Sotogrande: Spain’s secret playground for the super‑rich

This smart private enclave on the Costa del Sol counts royalty and A‑listers as fans – so why have most people never heard of it?

There is no excuse for missing a polo match in Sotogrande, as each game is announced on the vintage signs that dot the tree-lined avenues of this grand private estate on Spain’s Cadiz coast.

Matches are family affairs, mostly free of charge and open to everyone, apart from the glittering International Polo Tournament, which brings the great and the good of the equestrian world to Andalusian shores each summer.

If the local polo matches being advertised roadside sounds a tad eccentric, then it is just another quirk of this unique Iberian hideaway, dreamt up as the ultimate high-end resort by the Filipino-American businessman Joseph Rafael McMicking in 1962.

IT’S not a town, nor a village… and it’s definitely not a city. However, it boasts half a dozen championship golf courses, a top equestrian centre, a marina to rival anywhere else in Spain and a world-renowned Polo tournament.

Throw in miles of beautiful beach and a teeming nature reserve and you have the unique world of Sotogrande. With a scene-stealing location and near-perfect weather, it’s not surprising that this is one of Spain’s most desirable places to live.

Head down the Costa del Sol west towards the famous pillars of Hercules (Gibraltar and Jebel Musa in Morocco) and you will eventually come to Sotogrande. Roughly 100km from Malaga, Sotogrande is where business moguls and A-List types move to upgrade. This is an enclave of privilege, where most people have a yacht (or at least a rhib) and many can work exactly when they want to.

Think the family behind Gonzales Byass, the Botins who own Santander bank and the Chief Minister of Gibraltar, this is where they all come to rub shoulders… but very much stay in the background. And then there is the super wealthy Ayala family – who own their own private polo fields – and sporting superstars including Eddie Jordan, Glen Johnson and Glenn Hoddle, who have bought property here. Throw in a dash of royalty, with Fergie and (shhss, don’t mention her ex) coming most years and the visits by former PM Tony Blair, and you have a heady mix of stardust, particularly come summer time.

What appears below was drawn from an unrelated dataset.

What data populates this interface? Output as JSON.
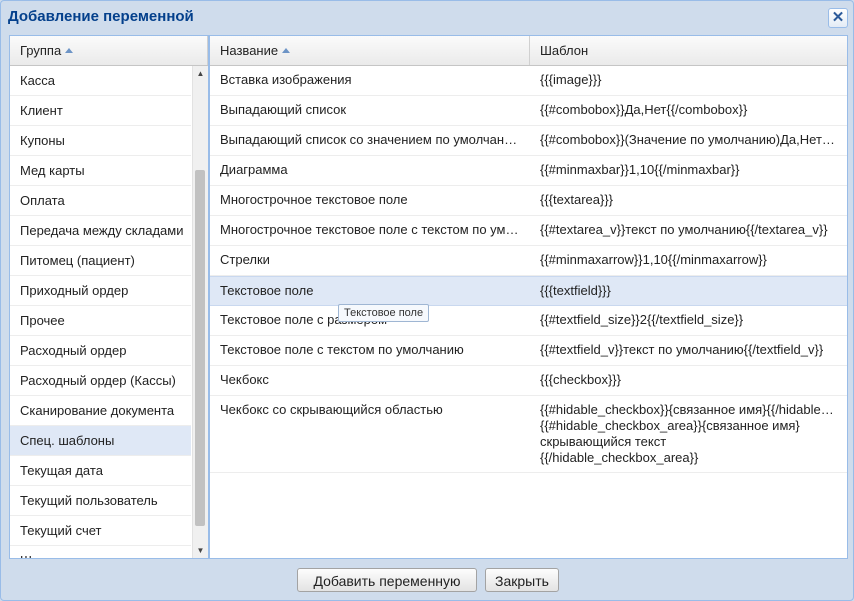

But don’t expect to bump into them. They come and go in chauffeur driven cars and live in the comforting knowledge that theirs is one of the most discreet and highly sought addresses in the country.

Welcome to the Spanish Riviera

Welcome to the Spanish Riviera which for more than half a century has attracted wealthy expats from all over the globe through many of the same pleasures and distractions as its original Palm Beach counterpart.

Although the streets are lined with identical palm trees and perfectly colour coordinated homes, this is Spain and not the Floridian coast, so the preening smugness that usually accompanies celebrity lifestyle is tempered by an easygoing nature and disarming charm.

Sotogrande might never have existed if Swissair hadn’t sent a pair of complementary flight tickets to the Philippines-based Ayala Corporation (which gave its name to Sotogrande’s second polo club).

The CEO Joseph McMicking sent Enrique Zobel – the founding father of polo in Sotogrande – to scout for land to realise his dream resort. Zobel’s brief was to find an estate with good travel links and ‘an abundance of water’.

Gibraltar was the only ‘good travel link’ at this time and so Sotogrande’s early settlers – wealthy families from the Philippines, Belgium, Austria and France in the main – flew in via London.

In the early years they had to make their own fun, taking it in turn to throw lavish house parties. Soon the cream of European aristocracy was summering in Sotogrande, alongside the Domecq (sherry) and the Ford families. The Spanish arrived en masse after 1969 when Gibraltar was cut off by Franco’s border closure.

Work hard, play hard – that’s Soto’s unofficial motto.

In the Seventies, to attract the professional middle class and correct the estate’s ailing balance sheet, Sotogrande opened its multi-coloured port. It has never looked back.

The beaches are a huge draw as well. Playa Sotogrande at the front of the estate, is 2km long, and playa Guadalquiton – its bigger, less accessible but more tranquil brother – lies to the west of Sotogrande estate.

Laidback portside restaurants serve up smoothies and salads under umbrellas, overlooking the impressive yachts that line the shore while the rolling hills in the distance welcome hikers and cyclists – which is why so many locals have such a healthy glow and ridiculously good abs.

Just as they work hard to stay toned in Sotogrande, great effort goes into keeping the place beautiful. As pretty and as promising as a box of fresh paints, the port’s eye-catching architecture and perfectly pruned fountains are near utopian in their presentation.

From the moment you enter the palm tree-lined streets of the port, you are instantly transported to a kind of grown-up Disneyland.

This is the undisputed playground of the Costa Del Sol, and boy, is it fun: you can spend your income on practically anything here, from polo to a game of golf on one of the best courses in the world.